L’affaire qui le regarde a consacré de façon à la fois éclatante et consternante l’emprise absolue du devenir individuel sur le devenir politique caractéristique du contemporain.

Le vouloir-être individuel, l’abandon de l’espérance collective au profit d’une fixation des énergies sur la réalisation d’un désir de possession individuelle du contexte, matérialisé ou non par l’obsession de l’intérêt comme valeur « détachée » du gain lié à l’activité collective de production, par l’obsession de la conquête réduite à son étiage égotique ou perversement narcissique, voilà ce qui faisait le temps politique, voilà, plus exactement, ce qui faisait un temps politique disruptif, suicidaire, un temps politique de mise à mort du politique.

Un temps politique saturnien ou, qui sait, tout bonnement idiot.

Foin du FMI, des élections présidentielles françaises, foin de la trajectoire d’un homme dont l’on ne saurait nier qu’il a illustré en France, ces vingt dernières années, une certaine idée du devenir socialiste, qu’avec cette idée l’on se trouve en accord ou pas.

Depuis le 14 mai, une façon de dernière touche était mise au tableau de la déréliction de l’être politique, de sa substance en l’être, de sa nature de conception par l’entreprise collective des conditions d’un salut collectif obligeant le salut individuel.

La social-démocratie européenne, le Fonds monétaire international, le Parti socialiste français, les élections présidentielles, tout ceci faisait une belle jambe à un forum en débandade.

Et bien entendu, tout ceci offusquait, le temps nécessaire à la contemplation béate et cathartique de la corruption de l’exemplaire autrui, du bouc projeté au désert, l’ensemble de l’actualité internationale, de sorte que la plastique fantasmée d’une esclave et la libido exécrée d’un maître répondaient, aux côtés des aléas de la réalisation malade du profit boursier, du monde comme espace de définition d’une humanité.

Elle fut pénible, l’affaire Strauss-Kahn, elle le fut au premier chef pour l’innocent, pour l’innocente, qu’en saurons-nous ?

Mais elle fut pénible, aussi, l’individu dépassé, pour ceux qui croient, en ce temps, en la nécessité résolue d’affirmation du primat de la conception politique, de la conception d’une Cité à venir sur la sympathie, l’empathie, l’affect, la commisération ou l’admiration personnelle.

Dominique Strauss-Kahn, nous dit-on, est sur le point d’être libéré.
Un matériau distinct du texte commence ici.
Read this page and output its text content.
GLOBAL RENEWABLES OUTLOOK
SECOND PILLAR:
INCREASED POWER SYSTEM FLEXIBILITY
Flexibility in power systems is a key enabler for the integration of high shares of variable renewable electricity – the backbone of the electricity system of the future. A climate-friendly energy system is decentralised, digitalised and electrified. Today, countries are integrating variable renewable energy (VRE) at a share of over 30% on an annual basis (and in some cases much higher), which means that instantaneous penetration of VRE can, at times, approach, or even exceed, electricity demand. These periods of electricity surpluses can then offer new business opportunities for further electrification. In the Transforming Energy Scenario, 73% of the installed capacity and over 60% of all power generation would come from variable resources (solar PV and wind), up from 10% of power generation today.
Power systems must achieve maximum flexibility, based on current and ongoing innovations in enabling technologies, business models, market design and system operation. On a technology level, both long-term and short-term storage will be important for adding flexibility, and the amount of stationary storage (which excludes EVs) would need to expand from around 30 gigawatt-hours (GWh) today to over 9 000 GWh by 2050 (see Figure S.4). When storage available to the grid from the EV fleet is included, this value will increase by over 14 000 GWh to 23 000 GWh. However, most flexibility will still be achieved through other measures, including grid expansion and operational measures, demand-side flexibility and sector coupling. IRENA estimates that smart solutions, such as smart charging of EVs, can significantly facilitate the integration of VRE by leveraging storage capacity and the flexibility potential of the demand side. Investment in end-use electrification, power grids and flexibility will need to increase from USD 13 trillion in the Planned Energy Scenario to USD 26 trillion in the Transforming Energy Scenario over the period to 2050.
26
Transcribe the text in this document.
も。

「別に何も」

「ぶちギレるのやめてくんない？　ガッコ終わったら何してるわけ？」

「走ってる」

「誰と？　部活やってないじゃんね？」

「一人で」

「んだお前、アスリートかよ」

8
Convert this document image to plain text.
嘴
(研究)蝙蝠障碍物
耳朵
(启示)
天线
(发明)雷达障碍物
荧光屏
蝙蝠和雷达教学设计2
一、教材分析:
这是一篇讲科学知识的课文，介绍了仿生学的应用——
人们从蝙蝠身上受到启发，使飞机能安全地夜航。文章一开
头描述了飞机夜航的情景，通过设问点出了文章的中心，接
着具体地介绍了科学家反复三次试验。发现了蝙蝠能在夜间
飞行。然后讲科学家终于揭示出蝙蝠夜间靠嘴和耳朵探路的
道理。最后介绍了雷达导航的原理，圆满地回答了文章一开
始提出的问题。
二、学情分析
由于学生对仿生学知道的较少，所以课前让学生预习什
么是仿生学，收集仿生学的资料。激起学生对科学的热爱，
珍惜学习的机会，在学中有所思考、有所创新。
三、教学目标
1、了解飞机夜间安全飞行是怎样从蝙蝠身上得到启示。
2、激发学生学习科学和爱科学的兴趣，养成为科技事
Si cela est juste, cela est bel et bon.

Mais ce qui intéresse celui qui tient le politique pour le dépassement dialectique des conatus individuels, des cheminements vers un salut solipsiste, que ce salut entraîne ou non l’émulation (la preuve du contraire semble aujourd’hui apportée, entre brutalité des uns et dépression des autres), ce qui intéresse celui qu’a navré, d'une part, l’étrange et objective complicité de ces derniers mois entre la vacuité programmatique, l’absence de tout bouquet d’une vision ambitieuse et synthétique du devenir sociétal offerte aux électeurs, et d’autre part la jouissance de la mort impériale du politique mesurée à l’occasion de l’affaire du Sofitel et de la petite mort de son hôte, c’est une libération d’ordre symbolique.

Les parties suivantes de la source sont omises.